Pan Am-Grace Flying Boat crashes in route from Guayaquil Ecuador to Panama (1937)

Posted on February 2, 2018 • Filed under: Ecuador, Ecuador Trivia, Latin America Aviation, Panama

Pan-American-Grace Airwways was a pioneer in air travel throughtout much of Latin America. Many remininensce about the nostalgic times of the great Pan American clipper ships flying high ito the Andes and to the coastal areas where the beautiful Sikorsky S-43 would transport passengers in style and comfort.

On Monday August 2nd, 1937, eleven passengers and three crew members were on board a Sikorsky in Guayaquil, Ecuador. The flight had originated in Lima, Peru and had already been delayed 24 hours. It was scheduled to arrive at the Cristobal Seaplane Base in Panama. After leaving Guayaquil, the plane made scheduled stops in Cali and Tumaco Colombia.

At 7:15 pm, the clipper sent a radio message that the aircraft was circling or spiraling downward because of overcast skies near Cristobal. The flight was not heard from again. On August 3, U.S. Navy and Army aircraft spotted the wreckage of the Sikorsky and reported that it was “totally under water no sign of life”. The impact area was approximately 30 miles ortheast of Cristobal.

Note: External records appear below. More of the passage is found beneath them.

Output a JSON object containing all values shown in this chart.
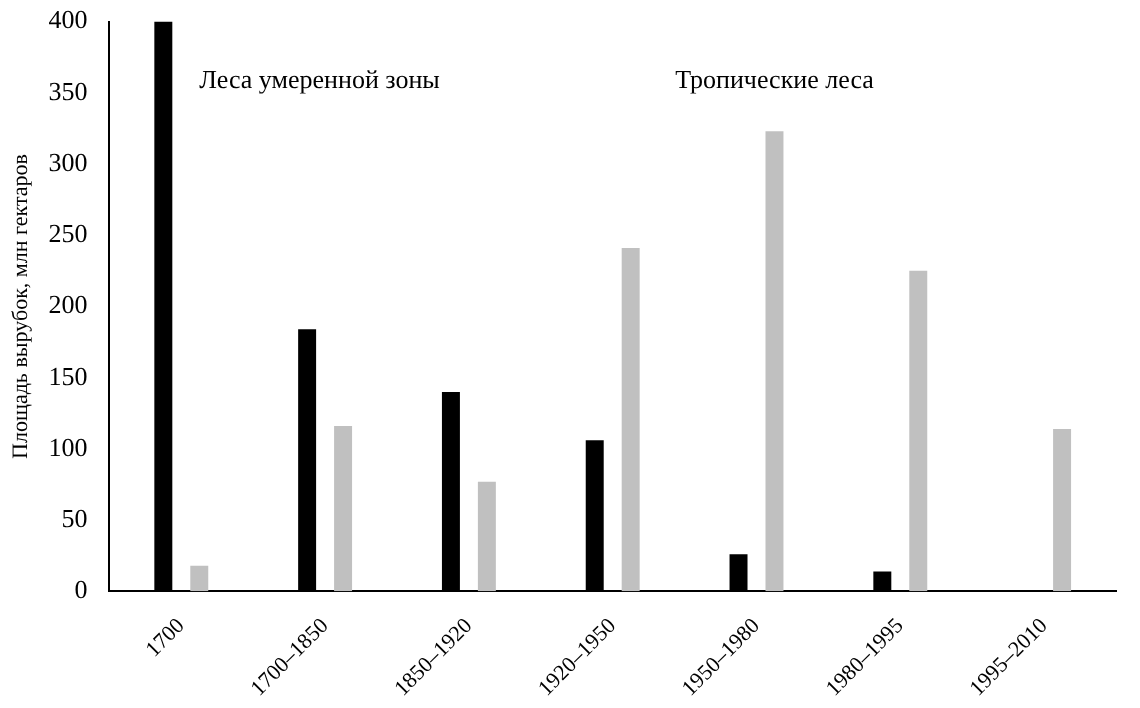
{
  "chart_data": {
    "type": "bar",
    "ylabel": "Площадь вырубок, млн гектаров",
    "categories": [
      "1700",
      "1700–1850",
      "1850–1920",
      "1920–1950",
      "1950–1980",
      "1980–1995",
      "1995–2010"
    ],
    "series": [
      {
        "name": "Леса умеренной зоны",
        "color": "#000000",
        "values": [
          400,
          184,
          140,
          106,
          26,
          14,
          null
        ]
      },
      {
        "name": "Тропические леса",
        "color": "#c0c0c0",
        "values": [
          18,
          116,
          77,
          241,
          323,
          225,
          114
        ]
      }
    ],
    "ylim": [
      0,
      400
    ],
    "yticks": [
      0,
      50,
      100,
      150,
      200,
      250,
      300,
      350,
      400
    ],
    "grid": false,
    "legend": false
  }
}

An investigation revealed that the aircraft hit the ocean at not-less than 90 miles an hour which ended the life of all on board. The fire was a result of the impact. Most probable cause(s) named — Failure of one or both engines due to faulty gasoline system, occuring during spiralling down mentioned in pilot’s last message. Encountering of a sudden severe rain, as altitude was being lost by the plane in spiraling descent, resulting in the(sic) blanking out of all visual contact.  Other sources –  Read Article 

Pan American Airways’ founder and president, Juan Terry Trippe, commissioned Sikorsky to design the S-43 in 1934. These twin-engine, 18 passenger, “Baby Clipper” amphibians were designed for coastal and other routes in the Caribbean and in Central and South America. The first and second airplanes, however, went to Inter-Island Airways, Ltd, (now Hawaiian Airlines) in 1935. Inter-Island later took delivery of two more S-43s. Pan American ordered a total of twelve S-43’s; one source, though, says the total was 13. Of these Pan Am, themselves, operated only three; the balance going to subsidiaries Pan Air do Brazil (7) and Pan American-Grace Airways, Inc. – PANAGRA – (2). Two were also flown by Reeve Aleutian Airways in Alaska. After a crash, Pan Am’s c/n 4316 (NC-16927) was rebuilt, using parts from crashed c/n’s 4307 and 4308, as a twin-tailed S-43B. William Vanderbilt and Howard Hughes each ordered S-43’s for personal use. Vanderbilt’s was fitted out, and used, as a “Flying Yacht”; Hughes’ was fitted with extra fuel tanks and radio/navigation gear for a round-the-world record attempt. Hughes later had his NX-440 rebuilt in the twin-tailed S-43B configuration and thereupon crashed it in Lake Mead. The record attempt was never made with the Sikorsky but Hughes did break Wiley Post’s record in a Lockheed L-14 “Super Electra” in July 1938. The U.S. Army bought seven as OA-8s and the U.S. Navy bought five as JRS-1s; some of the Navy’s were allocated to the U.S. Marine Corps and to the U.S. Coast Guard. Another buyer was China National Aviation Corporation (CNAC), of which Pan Am owned 45%. CNAC allocated one of these to Madame Chiang Kai-Shek for her personal use as head of the Chinese Air Force. Aeromaritime, of France, operated S-43s in West Africa. Other airlines operated them in Norway, the Philippines and in The Soviet Union.